We had also there another lion,—a lion cub,—entitled to roar a little, and of him also I must say something. Charles O’Brien was a young man about twenty-five years of age, who had sent out from his studio in the preceding year a certain bust supposed by his admirers to be unsurpassed by any effort of ancient or modern genius. I am no judge of sculpture, and will not therefore pronounce an opinion, but many who considered themselves to be judges declared that it was a “goodish head and shoulders” and nothing more. I merely mention the fact, as it was on the strength of that head and shoulders that O’Brien separated himself from a throng of others such as himself in Rome, walked solitary during the days, and threw himself at the feet of various ladies when the days were over. He had ridden on the shoulders of his bust into a prominent place in our circle, and there encountered much feminine admiration—from Mrs. General Talboys and others.

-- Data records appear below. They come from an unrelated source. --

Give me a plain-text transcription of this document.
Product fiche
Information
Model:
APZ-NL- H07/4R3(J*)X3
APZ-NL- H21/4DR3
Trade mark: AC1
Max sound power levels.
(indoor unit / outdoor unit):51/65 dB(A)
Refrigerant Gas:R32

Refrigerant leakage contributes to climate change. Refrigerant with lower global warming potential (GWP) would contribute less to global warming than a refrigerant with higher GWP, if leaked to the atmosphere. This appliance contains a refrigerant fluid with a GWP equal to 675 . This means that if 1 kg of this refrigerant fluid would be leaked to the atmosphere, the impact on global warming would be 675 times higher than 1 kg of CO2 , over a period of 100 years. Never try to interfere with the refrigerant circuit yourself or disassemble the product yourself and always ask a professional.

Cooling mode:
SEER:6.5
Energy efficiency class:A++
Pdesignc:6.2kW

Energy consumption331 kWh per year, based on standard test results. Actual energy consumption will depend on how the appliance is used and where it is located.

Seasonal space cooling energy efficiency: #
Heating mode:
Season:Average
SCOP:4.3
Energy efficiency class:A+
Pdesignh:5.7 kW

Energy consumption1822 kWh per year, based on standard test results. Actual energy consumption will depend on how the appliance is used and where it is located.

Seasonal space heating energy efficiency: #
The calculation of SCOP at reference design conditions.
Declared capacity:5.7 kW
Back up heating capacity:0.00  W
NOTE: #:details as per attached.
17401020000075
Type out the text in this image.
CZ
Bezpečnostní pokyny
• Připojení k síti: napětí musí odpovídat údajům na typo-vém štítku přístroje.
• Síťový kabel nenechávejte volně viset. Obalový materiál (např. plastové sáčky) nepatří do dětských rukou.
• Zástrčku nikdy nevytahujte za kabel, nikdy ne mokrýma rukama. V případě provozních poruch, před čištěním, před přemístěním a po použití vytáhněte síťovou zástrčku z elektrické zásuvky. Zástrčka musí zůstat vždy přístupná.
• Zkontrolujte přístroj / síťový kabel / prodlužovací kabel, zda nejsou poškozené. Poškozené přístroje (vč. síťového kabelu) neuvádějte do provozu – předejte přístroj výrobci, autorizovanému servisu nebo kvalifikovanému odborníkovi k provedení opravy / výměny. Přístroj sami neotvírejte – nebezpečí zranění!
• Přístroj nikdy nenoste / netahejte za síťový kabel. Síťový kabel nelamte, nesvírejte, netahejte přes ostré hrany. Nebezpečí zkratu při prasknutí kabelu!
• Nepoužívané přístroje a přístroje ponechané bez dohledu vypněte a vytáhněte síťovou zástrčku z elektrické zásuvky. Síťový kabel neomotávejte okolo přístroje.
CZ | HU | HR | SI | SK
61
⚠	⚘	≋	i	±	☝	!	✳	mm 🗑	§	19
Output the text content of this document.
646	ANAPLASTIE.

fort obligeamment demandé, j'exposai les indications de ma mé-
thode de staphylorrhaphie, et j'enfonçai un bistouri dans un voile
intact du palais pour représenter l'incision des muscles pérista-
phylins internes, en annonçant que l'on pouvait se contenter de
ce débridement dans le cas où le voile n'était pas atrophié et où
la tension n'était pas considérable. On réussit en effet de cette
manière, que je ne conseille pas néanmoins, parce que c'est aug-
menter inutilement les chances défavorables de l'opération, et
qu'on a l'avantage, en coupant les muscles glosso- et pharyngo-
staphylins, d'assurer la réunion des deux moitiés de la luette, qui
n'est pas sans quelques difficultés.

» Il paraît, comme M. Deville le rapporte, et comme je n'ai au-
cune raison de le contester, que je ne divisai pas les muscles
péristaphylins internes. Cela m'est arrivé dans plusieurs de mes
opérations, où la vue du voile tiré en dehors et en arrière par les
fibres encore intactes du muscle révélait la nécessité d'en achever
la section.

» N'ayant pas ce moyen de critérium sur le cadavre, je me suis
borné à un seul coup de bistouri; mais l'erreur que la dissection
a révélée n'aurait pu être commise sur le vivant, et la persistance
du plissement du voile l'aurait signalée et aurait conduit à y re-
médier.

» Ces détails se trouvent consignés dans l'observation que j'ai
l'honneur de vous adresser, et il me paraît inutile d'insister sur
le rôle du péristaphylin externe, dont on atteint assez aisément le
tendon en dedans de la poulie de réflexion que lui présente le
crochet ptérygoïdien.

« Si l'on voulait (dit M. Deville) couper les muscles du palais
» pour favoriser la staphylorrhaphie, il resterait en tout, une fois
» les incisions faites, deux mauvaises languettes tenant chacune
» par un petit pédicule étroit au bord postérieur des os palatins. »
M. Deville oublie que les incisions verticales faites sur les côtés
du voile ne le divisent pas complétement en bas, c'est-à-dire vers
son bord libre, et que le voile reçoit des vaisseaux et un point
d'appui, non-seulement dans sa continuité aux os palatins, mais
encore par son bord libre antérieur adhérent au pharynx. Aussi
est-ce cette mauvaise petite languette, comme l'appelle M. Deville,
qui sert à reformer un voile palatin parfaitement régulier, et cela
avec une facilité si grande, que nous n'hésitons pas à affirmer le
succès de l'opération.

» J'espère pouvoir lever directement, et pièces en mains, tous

Some eighteen or twenty of us used to meet every Sunday evening in Mrs. Mackinnon’s drawing-room. Many of us, indeed, were in the habit of seeing one another daily and of visiting together the haunts in Rome which are best loved by art-loving strangers; but here in this drawing-room we were sure to come together, and here before the end of November Mrs. Talboys might always be found, not in any accustomed seat, but moving about the room as the different male mental attractions of our society might chance to move themselves. She was at first greatly taken by Mackinnon, who also was, I think, a little stirred by her admiration, though he stoutly denied the charge. She became, however, very dear to us all before she left us, and certainly we owed to her our love, for she added infinitely to the joys of our winter.
“I have come here to refresh myself,” she said to Mackinnon one evening—to Mackinnon and myself, for we were standing together.
“Shall I get you tea?” said I.
“And will you have something to eat?” Mackinnon asked.
“No, no, no,” she answered. “Tea, yes; but for heaven’s sake let nothing solid dispel the associations of such a meeting as this!”
“I thought you might have dined early,” said Mackinnon. Now Mackinnon was a man whose own dinner was very dear to him. I have seen him become hasty and unpleasant, even under the pillars of the Forum, when he thought that the party were placing his fish in jeopardy by their desire to linger there too long.
“Early! Yes—no; I know not when it was. One dines and sleeps in obedience to that dull clay which weighs down so generally the particle of our spirit; but the clay may sometimes be forgotten; here I can always forget it.”
“I thought you asked for refreshment,” I said. She only looked at me, whose small attempts at prose composition had up to that time been altogether unsuccessful, and then addressed herself to reply to Mackinnon.
“It is the air which we breathe that fills our lungs and gives us life and light; it is that which refreshes us if pure or sinks us into stagnation if it be foul. Let me for a while inhale the breath of an invigorating literature. Sit down, Mr. Mackinnon; I have a question that I must put to you.” And then she succeeded in carrying him off into a corner. As far as I could see he went willingly enough at that time, though he soon became averse to any long retirement in company with Mrs. Talboys.